A livello vocale troviamo un altro dei principali miglioramenti: se una delle scelte più contestate di “The Malediction Fields” fu l'utilizzo di una voce pulita non sempre convincente quando impiegata nel pieno della sua forza, i Fen paiono aver fatto tesoro delle critiche e in “Epoch” utilizzano le clean vocals in maniera nettamente più sfumata e delicata, spesso sussurrata. La parte del leone, comunque, è sempre affidata allo screaming. Tutti piuttosto lunghi (6-10 minuti) ed articolati i brani proposti, oltreché di qualità e stile simile: piuttosto inutile, quindi, descriverne uno in particolare (per chi scrive, ad ogni modo, “Carrier of Echoes” è risultato essere il più intrigante del lotto).

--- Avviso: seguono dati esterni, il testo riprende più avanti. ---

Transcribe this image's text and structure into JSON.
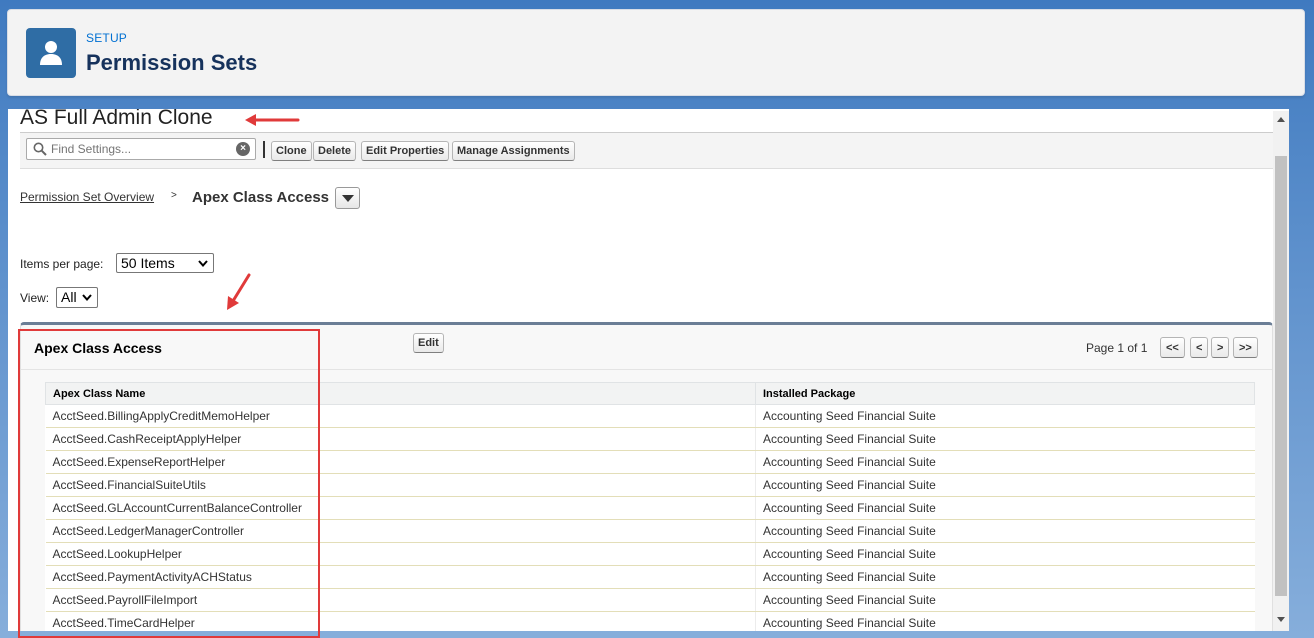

Non un disco dedicato a chi è interessato ad un approccio sanguigno e carnale al Black Metal, ma certamente un appuntamento consigliato per tutti gli appassionati dei più moderni e meticciati risvolti del genere.
Inutile aggiungere che per chi ha apprezzato “The Malediction Fields” l'ascolto è pressoché obbligatorio, visti i progressi fatti dai Fen con questa nuova release.